Closed rdyzakya closed 2 years ago
Hi, you can try to change the model_name in the config file to the specific BERT model name that you need (the huggingface name)
Okay thanks, will try them. But I have another issue when I try to change the save_dir of the model.
This also happens when I use the englsih version and I change the random seed
Hi, this may be due to prediction failure of the model which leads to no prediction file, could you see if there is any error message further up and attach the full error log?
I thinkk this is the main reason that the model.tar.gz file is not created
2022-08-08 20:34:14,521 - CRITICAL - root - Uncaught exception
Traceback (most recent call last):
File "/home/randy.suchrady/anaconda3/envs/span-aste/bin/allennlp", line 8, in <module>
sys.exit(run())
File "/home/randy.suchrady/anaconda3/envs/span-aste/lib/python3.7/site-packages/allennlp/__main__.py", line 34, in run
main(prog="allennlp")
File "/home/randy.suchrady/anaconda3/envs/span-aste/lib/python3.7/site-packages/allennlp/commands/__init__.py", line 118, in main
args.func(args)
File "/home/randy.suchrady/anaconda3/envs/span-aste/lib/python3.7/site-packages/allennlp/commands/train.py", line 119, in train_model_from_args
file_friendly_logging=args.file_friendly_logging,
File "/home/randy.suchrady/anaconda3/envs/span-aste/lib/python3.7/site-packages/allennlp/commands/train.py", line 178, in train_model_from_file
file_friendly_logging=file_friendly_logging,
File "/home/randy.suchrady/anaconda3/envs/span-aste/lib/python3.7/site-packages/allennlp/commands/train.py", line 242, in train_model
file_friendly_logging=file_friendly_logging,
File "/home/randy.suchrady/anaconda3/envs/span-aste/lib/python3.7/site-packages/allennlp/commands/train.py", line 466, in _train_worker
metrics = train_loop.run()
File "/home/randy.suchrady/anaconda3/envs/span-aste/lib/python3.7/site-packages/allennlp/commands/train.py", line 528, in run
return self.trainer.train()
File "/home/randy.suchrady/anaconda3/envs/span-aste/lib/python3.7/site-packages/allennlp/training/trainer.py", line 966, in train
return self._try_train()
File "/home/randy.suchrady/anaconda3/envs/span-aste/lib/python3.7/site-packages/allennlp/training/trainer.py", line 1001, in _try_train
train_metrics = self._train_epoch(epoch)
File "/home/randy.suchrady/anaconda3/envs/span-aste/lib/python3.7/site-packages/allennlp/training/trainer.py", line 716, in _train_epoch
batch_outputs = self.batch_outputs(batch, for_training=True)
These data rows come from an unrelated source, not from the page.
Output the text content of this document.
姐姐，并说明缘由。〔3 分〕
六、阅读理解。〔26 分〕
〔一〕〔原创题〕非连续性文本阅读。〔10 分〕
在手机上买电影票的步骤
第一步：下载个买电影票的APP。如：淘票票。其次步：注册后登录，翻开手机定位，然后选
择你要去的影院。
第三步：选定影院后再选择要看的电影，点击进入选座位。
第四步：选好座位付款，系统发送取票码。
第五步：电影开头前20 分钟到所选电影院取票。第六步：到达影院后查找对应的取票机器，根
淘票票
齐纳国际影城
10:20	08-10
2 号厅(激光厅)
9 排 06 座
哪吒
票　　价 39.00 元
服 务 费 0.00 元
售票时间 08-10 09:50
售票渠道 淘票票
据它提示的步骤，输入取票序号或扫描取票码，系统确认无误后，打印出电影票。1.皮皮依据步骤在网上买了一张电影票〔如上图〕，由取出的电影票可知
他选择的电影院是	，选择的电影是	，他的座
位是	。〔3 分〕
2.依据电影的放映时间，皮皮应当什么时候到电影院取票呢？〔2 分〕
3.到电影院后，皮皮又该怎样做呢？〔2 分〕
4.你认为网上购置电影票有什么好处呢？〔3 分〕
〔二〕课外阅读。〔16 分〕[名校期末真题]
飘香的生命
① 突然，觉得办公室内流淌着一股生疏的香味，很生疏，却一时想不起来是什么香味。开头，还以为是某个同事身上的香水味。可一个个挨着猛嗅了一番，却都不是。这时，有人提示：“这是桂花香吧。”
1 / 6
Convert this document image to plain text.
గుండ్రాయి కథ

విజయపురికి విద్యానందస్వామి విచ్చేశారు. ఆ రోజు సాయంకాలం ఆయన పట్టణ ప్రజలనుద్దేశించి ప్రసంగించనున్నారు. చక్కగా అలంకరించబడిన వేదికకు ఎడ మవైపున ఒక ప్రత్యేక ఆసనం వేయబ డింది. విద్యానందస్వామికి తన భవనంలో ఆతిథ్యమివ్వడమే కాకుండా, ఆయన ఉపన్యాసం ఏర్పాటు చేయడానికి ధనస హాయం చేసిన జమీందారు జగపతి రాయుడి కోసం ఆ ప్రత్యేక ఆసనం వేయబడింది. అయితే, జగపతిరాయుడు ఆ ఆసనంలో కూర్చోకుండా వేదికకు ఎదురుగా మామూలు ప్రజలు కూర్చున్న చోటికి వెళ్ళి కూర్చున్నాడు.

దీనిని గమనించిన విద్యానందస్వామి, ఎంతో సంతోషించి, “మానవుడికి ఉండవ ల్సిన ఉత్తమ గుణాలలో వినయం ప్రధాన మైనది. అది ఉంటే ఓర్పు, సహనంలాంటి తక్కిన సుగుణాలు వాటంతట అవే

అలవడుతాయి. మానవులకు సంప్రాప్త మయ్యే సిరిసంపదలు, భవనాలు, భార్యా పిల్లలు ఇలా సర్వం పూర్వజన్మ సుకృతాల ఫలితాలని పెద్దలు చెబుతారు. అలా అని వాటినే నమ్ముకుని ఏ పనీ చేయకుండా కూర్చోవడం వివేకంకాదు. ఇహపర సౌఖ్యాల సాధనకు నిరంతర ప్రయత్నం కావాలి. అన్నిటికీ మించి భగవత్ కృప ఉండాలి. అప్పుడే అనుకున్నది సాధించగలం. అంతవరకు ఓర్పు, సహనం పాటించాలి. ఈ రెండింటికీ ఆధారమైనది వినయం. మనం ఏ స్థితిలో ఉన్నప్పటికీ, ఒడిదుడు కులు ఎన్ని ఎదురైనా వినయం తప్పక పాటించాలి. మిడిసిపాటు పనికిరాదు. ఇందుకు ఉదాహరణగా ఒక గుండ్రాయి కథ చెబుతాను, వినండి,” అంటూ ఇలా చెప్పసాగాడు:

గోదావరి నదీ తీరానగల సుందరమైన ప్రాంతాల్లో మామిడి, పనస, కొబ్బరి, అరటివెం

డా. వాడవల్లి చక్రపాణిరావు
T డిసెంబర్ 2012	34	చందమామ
File "/home/randy.suchrady/anaconda3/envs/span-aste/lib/python3.7/site-packages/allennlp/training/trainer.py", line 604, in batch_outputs
output_dict = self._pytorch_model(**batch)
File "/home/randy.suchrady/anaconda3/envs/span-aste/lib/python3.7/site-packages/torch/nn/modules/module.py", line 727, in _call_impl
result = self.forward(*input, **kwargs)
File "/srv/nas_data1/text/randy/finetune-cxa/Span-ASTE/span_model/models/span_model.py", line 374, in forward
metadata,
File "/home/randy.suchrady/anaconda3/envs/span-aste/lib/python3.7/site-packages/torch/nn/modules/module.py", line 727, in _call_impl
result = self.forward(*input, **kwargs)
File "/srv/nas_data1/text/randy/finetune-cxa/Span-ASTE/span_model/models/relation_proper.py", line 223, in forward
relation_scores = self._compute_relation_scores(pruned_o, pruned_t)
File "/srv/nas_data1/text/randy/finetune-cxa/Span-ASTE/span_model/models/relation_proper.py", line 454, in _compute_relation_scores
embeds = self._compute_span_pair_embeddings(a, b)
File "/srv/nas_data1/text/randy/finetune-cxa/Span-ASTE/span_model/models/relation_proper.py", line 422, in _compute_span_pair_embeddings
c = self._make_pair_features(a, b)
File "/srv/nas_data1/text/randy/finetune-cxa/Span-ASTE/span_model/models/relation_proper.py", line 418, in _make_pair_features
x = torch.cat(features, dim=-1)
RuntimeError: CUDA out of memory. Tried to allocate 16.00 MiB (GPU 0; 31.75 GiB total capacity; 28.63 GiB already allocated; 10.06 MiB free; 30.24 GiB reserved in total by PyTorch)
I think this is outputted after the shell.run function that is trying to train the weights. The problem is, I already check the gpu memory that is available, and there is enough space for 16MB memory.
Hi, this may be a GPU issue if you are sharing with other people and programs that are also using GPU memory, or it may be a dataset issue if the long input texts cause the transformer model to use large amounts of GPU memory. In the case of long input texts, you may need to truncate the texts or split into multiple sentences.
Hi, I have some questions (sorry if this is some kind of beginners question, I am new in this field). I want to change the word embedder to the BERT that is pretrained with my language (Indonesia, using indobert). Can you give some tips on how to change the embedder to my language? Thanks!